What is AutoGen Studio?
AutoGen Studio is a no-code, browser-based UI for designing, running, and inspecting AutoGen agents and teams without writing Python. It is a separate package (autogenstudio) maintained by the AutoGen team. You define agents and teams in the UI, attach tools, run conversations, and inspect message logs. It is positioned as an experimentation surface, not a production runtime, but it is useful for prototyping before dropping into the autogen-agentchat Python API.
Does AutoGen support tools and code execution?
Yes. autogen-ext ships tool wrappers for arbitrary Python functions, MCP-compatible tools, LangChain tools, and a code-execution module. The code executor runs generated Python in a Docker container, a Jupyter kernel, or a local subprocess. The pattern is for one agent to write code, another to execute it, and the conversation continues with the execution output. The Docker executor is the default for production because of the sandbox isolation.
How do you trace an AutoGen run?
AutoGen's post-v0.4 runtime emits OpenTelemetry spans through autogen-core for runtime, agent-message, and tool-execution events.
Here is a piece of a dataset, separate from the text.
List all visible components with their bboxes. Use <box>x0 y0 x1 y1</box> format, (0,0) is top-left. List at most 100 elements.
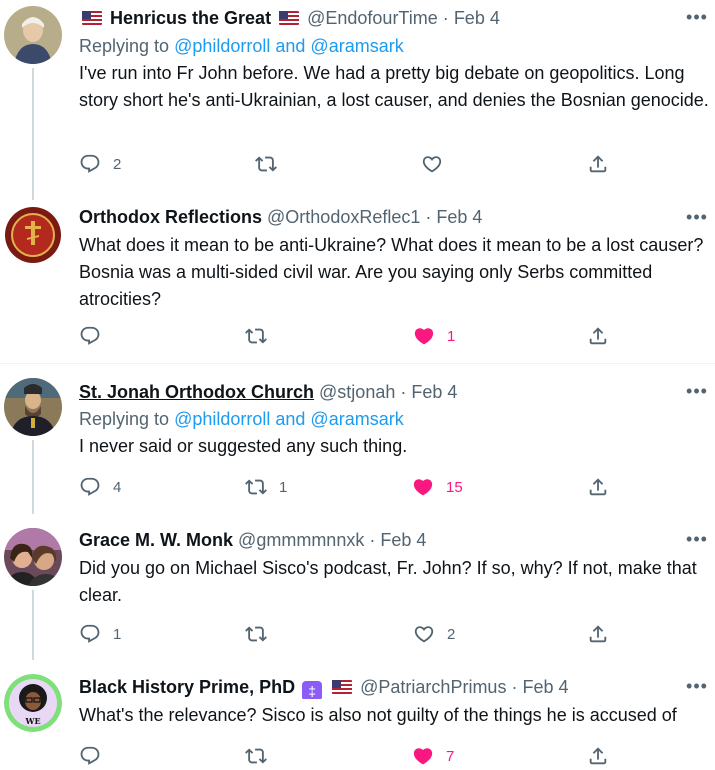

Model-call spans are not produced by autogen-core itself; you add them by installing a provider instrumentation (for example `opentelemetry-instrumentation-openai` or traceAI's per-provider wrappers). traceAI ships a dedicated `traceai-autogen` package for Microsoft AutoGen v0.4+. OpenInference's AG2/autogen instrumentation is listed as experimental; verify compatibility against the AutoGen version you run before relying on it. The full trace tree shows the team run at the root, every message exchange, every model call (via the provider instrumentation), and the termination signal.
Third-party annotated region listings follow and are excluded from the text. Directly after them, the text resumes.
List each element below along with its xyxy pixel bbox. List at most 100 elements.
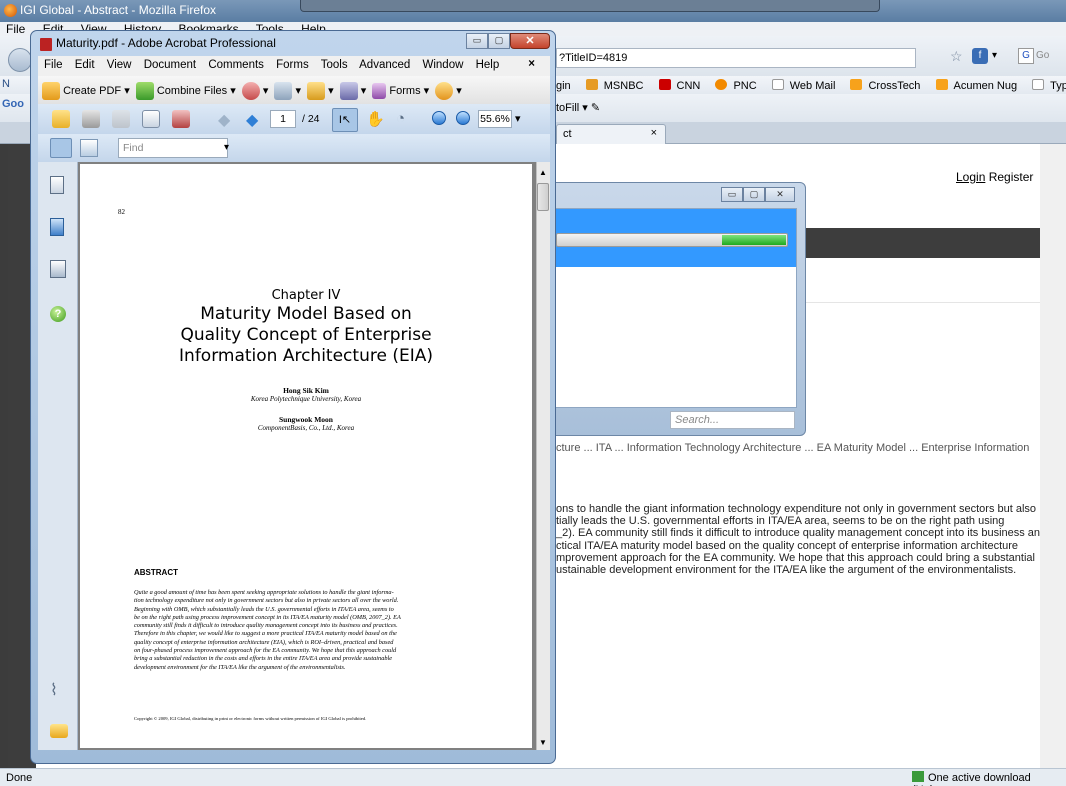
zoom-level[interactable]: 55.6% ▾ bbox=[478, 110, 521, 128]
abstract-line: tially leads the U.S. governmental effor… bbox=[556, 515, 1005, 528]
secure-doc-button[interactable] bbox=[172, 110, 190, 128]
fit-page-button[interactable] bbox=[80, 139, 98, 157]
cursor-icon: I↖ bbox=[338, 114, 352, 126]
bookmark-cnn[interactable]: CNN bbox=[658, 79, 707, 92]
login-links: Login Register bbox=[956, 170, 1033, 184]
abstract-line: ctical ITA/EA maturity model based on th… bbox=[556, 539, 1019, 552]
bookmark-pnc[interactable]: PNC bbox=[715, 79, 762, 92]
url-text: ?TitleID=4819 bbox=[559, 52, 628, 64]
pages-icon[interactable] bbox=[50, 176, 64, 194]
acro-menu-advanced[interactable]: Advanced bbox=[359, 59, 410, 71]
print-button[interactable] bbox=[82, 110, 100, 128]
multimedia-button[interactable]: ▾ bbox=[435, 82, 462, 100]
save-button[interactable] bbox=[112, 110, 130, 128]
find-input[interactable]: Find bbox=[118, 138, 228, 158]
google-icon[interactable]: G bbox=[1018, 48, 1034, 64]
prev-page-button[interactable]: ◆ bbox=[218, 110, 230, 130]
download-status[interactable]: One active download (Unkno bbox=[912, 771, 1066, 786]
export-icon bbox=[241, 82, 260, 100]
bookmark-acumen[interactable]: Acumen Nug bbox=[935, 79, 1024, 92]
url-bar[interactable]: ?TitleID=4819 bbox=[556, 48, 916, 68]
sign-button[interactable]: ▾ bbox=[339, 82, 366, 100]
acro-menu-comments[interactable]: Comments bbox=[208, 59, 264, 71]
scroll-down-icon[interactable]: ▼ bbox=[539, 738, 547, 747]
signatures-icon[interactable] bbox=[50, 260, 66, 278]
acro-menu-file[interactable]: File bbox=[44, 59, 63, 71]
register-link[interactable]: Register bbox=[989, 170, 1034, 184]
titlebar-decoration bbox=[300, 0, 880, 12]
login-link[interactable]: Login bbox=[956, 170, 985, 184]
document-scrollbar[interactable]: ▲ ▼ bbox=[536, 162, 550, 750]
comments-icon[interactable] bbox=[50, 724, 68, 738]
search-box[interactable]: Go bbox=[1036, 50, 1049, 61]
export-button[interactable]: ▾ bbox=[241, 82, 268, 100]
keywords-text: cture ... ITA ... Information Technology… bbox=[556, 442, 1030, 454]
star-icon[interactable]: ☆ bbox=[950, 48, 963, 65]
acro-menu-tools[interactable]: Tools bbox=[321, 59, 348, 71]
acro-menu-help[interactable]: Help bbox=[476, 59, 500, 71]
email-button[interactable] bbox=[142, 110, 160, 128]
next-page-button[interactable]: ◆ bbox=[246, 110, 258, 130]
marquee-zoom-button[interactable]: ◔ bbox=[396, 110, 405, 127]
lock-icon bbox=[307, 82, 326, 100]
downloads-search-input[interactable]: Search... bbox=[670, 411, 795, 429]
open-button[interactable] bbox=[52, 110, 70, 128]
bookmarks-icon[interactable] bbox=[50, 218, 64, 236]
acro-menu-forms[interactable]: Forms bbox=[276, 59, 309, 71]
bookmark-msnbc[interactable]: MSNBC bbox=[585, 79, 650, 92]
select-tool-button[interactable]: I↖ bbox=[332, 108, 358, 132]
scrollbar-thumb[interactable] bbox=[537, 183, 549, 211]
zoom-out-button[interactable] bbox=[432, 111, 446, 125]
zoom-icon: ◔ bbox=[396, 110, 406, 127]
create-pdf-button[interactable]: Create PDF ▾ bbox=[42, 82, 130, 100]
scroll-up-icon[interactable]: ▲ bbox=[539, 168, 547, 177]
secure-button[interactable]: ▾ bbox=[307, 82, 334, 100]
acrobat-maximize-button[interactable]: ▢ bbox=[488, 33, 510, 49]
find-dropdown-icon[interactable]: ▾ bbox=[224, 142, 229, 153]
page-icon bbox=[1032, 79, 1045, 90]
affiliation-2: ComponentBasis, Co., Ltd., Korea bbox=[257, 424, 355, 432]
tab-close-icon[interactable]: × bbox=[651, 127, 657, 139]
pdf-abstract: Quite a good amount of time has been spe… bbox=[134, 589, 484, 672]
zoom-in-button[interactable] bbox=[456, 111, 470, 125]
download-icon bbox=[912, 771, 924, 782]
minimize-button[interactable]: ▭ bbox=[721, 187, 743, 202]
bookmark-login[interactable]: gin bbox=[556, 80, 577, 92]
attachments-icon[interactable]: ⌇ bbox=[50, 680, 58, 700]
maximize-button[interactable]: ▢ bbox=[743, 187, 765, 202]
tab-label: ct bbox=[563, 128, 572, 140]
hand-tool-button[interactable]: ✋ bbox=[366, 110, 385, 128]
page-number-input[interactable]: 1 bbox=[270, 110, 296, 128]
status-text: Done bbox=[6, 772, 33, 784]
back-button[interactable] bbox=[8, 48, 32, 72]
acro-menu-edit[interactable]: Edit bbox=[75, 59, 95, 71]
close-button[interactable]: ✕ bbox=[765, 187, 795, 202]
bookmark-left-item[interactable]: N bbox=[2, 78, 10, 90]
document-close-icon[interactable]: × bbox=[528, 58, 535, 70]
pages-panel-button[interactable] bbox=[50, 138, 72, 158]
menu-file[interactable]: File bbox=[6, 22, 25, 36]
forms-button[interactable]: Forms ▾ bbox=[372, 83, 429, 99]
pdf-abstract-line: Beginning with OMB, which substantially … bbox=[134, 605, 394, 613]
page-scrollbar[interactable] bbox=[1040, 144, 1066, 768]
search-engine-icon[interactable]: f bbox=[972, 48, 988, 64]
bookmark-typefi[interactable]: Typefi Publish + RSu bbox=[1032, 79, 1066, 92]
acrobat-close-button[interactable]: ✕ bbox=[510, 33, 550, 49]
tab-abstract[interactable]: ct × bbox=[556, 124, 666, 144]
combine-files-button[interactable]: Combine Files ▾ bbox=[135, 82, 236, 100]
acro-menu-window[interactable]: Window bbox=[423, 59, 464, 71]
acro-menu-document[interactable]: Document bbox=[144, 59, 196, 71]
acro-menu-view[interactable]: View bbox=[107, 59, 132, 71]
bookmark-webmail[interactable]: Web Mail bbox=[771, 79, 842, 92]
bookmark-crosstech[interactable]: CrossTech bbox=[850, 79, 926, 92]
help-icon[interactable]: ? bbox=[50, 306, 66, 322]
search-placeholder: Go bbox=[1036, 50, 1050, 61]
status-bar: Done bbox=[0, 768, 1066, 786]
dropdown-arrow-icon[interactable]: ▾ bbox=[992, 50, 997, 61]
acrobat-menubar: File Edit View Document Comments Forms T… bbox=[38, 56, 550, 76]
review-button[interactable]: ▾ bbox=[274, 82, 301, 100]
review-icon bbox=[274, 82, 293, 100]
autofill-button[interactable]: toFill ▾ ✎ bbox=[556, 102, 600, 114]
google-logo: Goo bbox=[2, 98, 24, 110]
acrobat-minimize-button[interactable]: ▭ bbox=[466, 33, 488, 49]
When should I not use AutoGen?
Skip AutoGen for new greenfield builds inside the Microsoft/Azure ecosystem; the Microsoft Agent Framework is the actively developed successor. Skip it when your workflow is a clean linear pipeline; CrewAI is more concise. Skip it for single-agent loops with tools; the OpenAI Agents SDK or Claude Agent SDK is simpler. Skip it when you need persistent state checkpointing across long-running workflows; LangGraph's checkpointer is the better fit. AutoGen still earns its weight on existing AutoGen stacks and conversation-shaped workflows where teams want to stay on the framework.